L'alliance des conservateurs et libéraux-démocrates à la tête de la Grande-Bretagne est plutôt une bonne nouvelle pour l'Union européenne.

«C'est le meilleur résultat possible pour l'UE car David Cameron n'aura pas les mains liées par les eurosceptiques radicaux de son parti», estime Hugo Brady, analyste au Center for European Reform.

Le chef des Tories, premier ministre depuis mardi, risque en effet de devoir atténuer ses promesses de campagne, exposées en novembre dernier.

Il avait alors promis une renégociation assez importante de la relation entre son pays et l'UE, pour demander par exemple une exemption totale de l'application de la Charte européenne des droits fondamentaux, qui regroupe l'ensemble des droits civiques, politiques, économiques et sociaux des citoyens européens.

M. Cameron veut aussi rapatrier à Londres des prérogatives confiées à l'UE en matière de justice pénale, de coopération judiciaire, ou de politique sociale.

Flanqués des Libéraux-démocrates de Nick Clegg, «les conservateurs ne vont plus pouvoir poursuivre comme prévu leur programme», juge Hugo Brady.

Il s'attend à des «confrontations entre l'euroscepticisme absolu du nouveau ministre des Affaires étrangères, le conservateur William Hague, et les vues des Libéraux-démocrates qui sont le parti le plus europhile de Grande-Bretagne», n'excluant pas même l'abandon de la livre au profit de l'euro.

Nick Clegg est le favori de Bruxelles. Personne n'a oublié que ce polyglotte est passé dans les années 1990 par la Commission européenne, comme conseiller de Leon Brittan, puis fut député européen de 1999 à 2004.

«Il est évident que pour l'Union européenne un scénario de coalition avec les Lib-Dems est meilleur que celui de conservateurs seuls au pouvoir», souligne l'eurodéputé libéral britannique Andrew Duff.

Toutefois, cet attelage n'empêchera pas les conflits, en commençant par le celui - traditionnel - sur le prochain budget de l'UE à partir de 2014, dont la négociation doit entrer l'an prochain dans le vif du sujet.

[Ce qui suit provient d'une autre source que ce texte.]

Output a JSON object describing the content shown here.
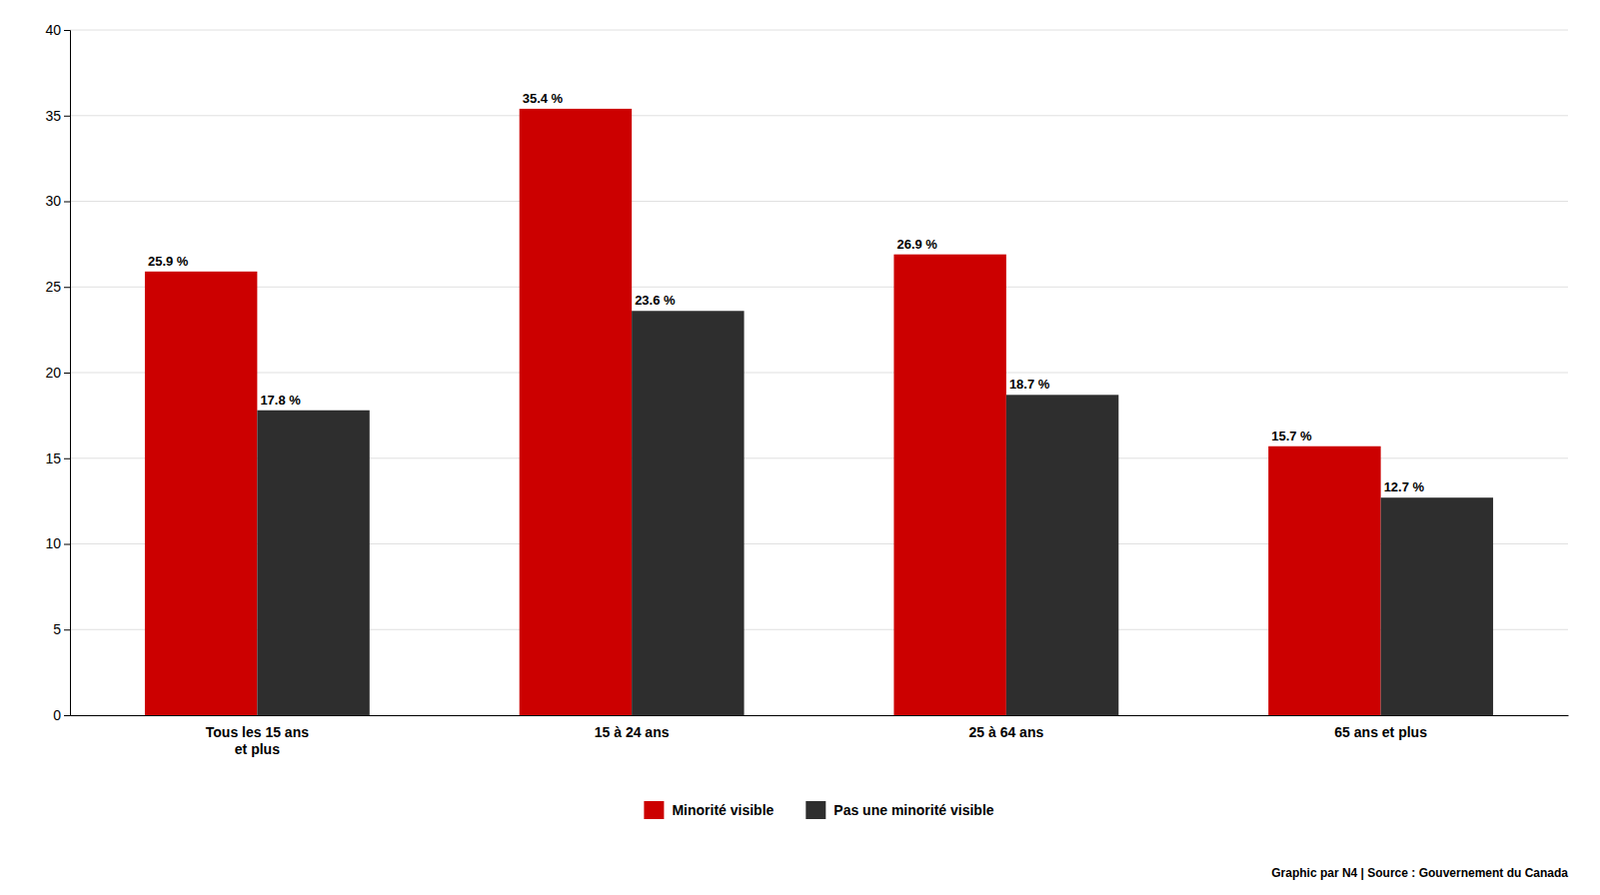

Les libéraux-démocrates sont des adversaires encore plus farouches des subventions agricoles de la PAC que les Tories. Londres plaidera non seulement pour le maintien de son «rabais» mais aussi pour une réorientation majeure des fonds vers des projets à ses yeux d'avenir, alors que Paris promet une «crise en Europe» si l'on touche trop à l'agriculture.

Les tractations sur un renforcement de la régulation du secteur financier s'annoncent aussi très compliquées avec le nouveau gouvernement, soucieux de protéger les intérêts de la City de Londres.

Dans l'immédiat toutefois, la présence des libéraux-démocrates devrait éviter un clash avec Bruxelles d'autant que le Royaume-Uni, qui croule lui aussi sous les déficits, pourrait avoir besoin un jour de l'Europe.

Ses partenaires n'ont guère apprécié le refus de la Grande-Bretagne de participer au mécanisme de garanties pour des prêts aux pays de la zone euro mis sur pied lundi.

«Les Anglais vont être très certainement ciblés compte tenu des difficultés politiques qu'ils ont» et «si on ne veut pas de solidarité avec la zone euro, on verra ce qui se passera à l'égard du Royaume-Uni», a estimé mardi le président de l'Autorité française des Marchés financiers, Jean-Pierre Jouyet.

Le président français Nicolas Sarkozy s'est voulu lui serein face à la victoire des Tories. «Si Cameron gagne, il fera comme les autres. Il commencera anti-européen et il finira pro-européen. C'est la règle», a-t-il dit, cité par des parlementaires de son parti.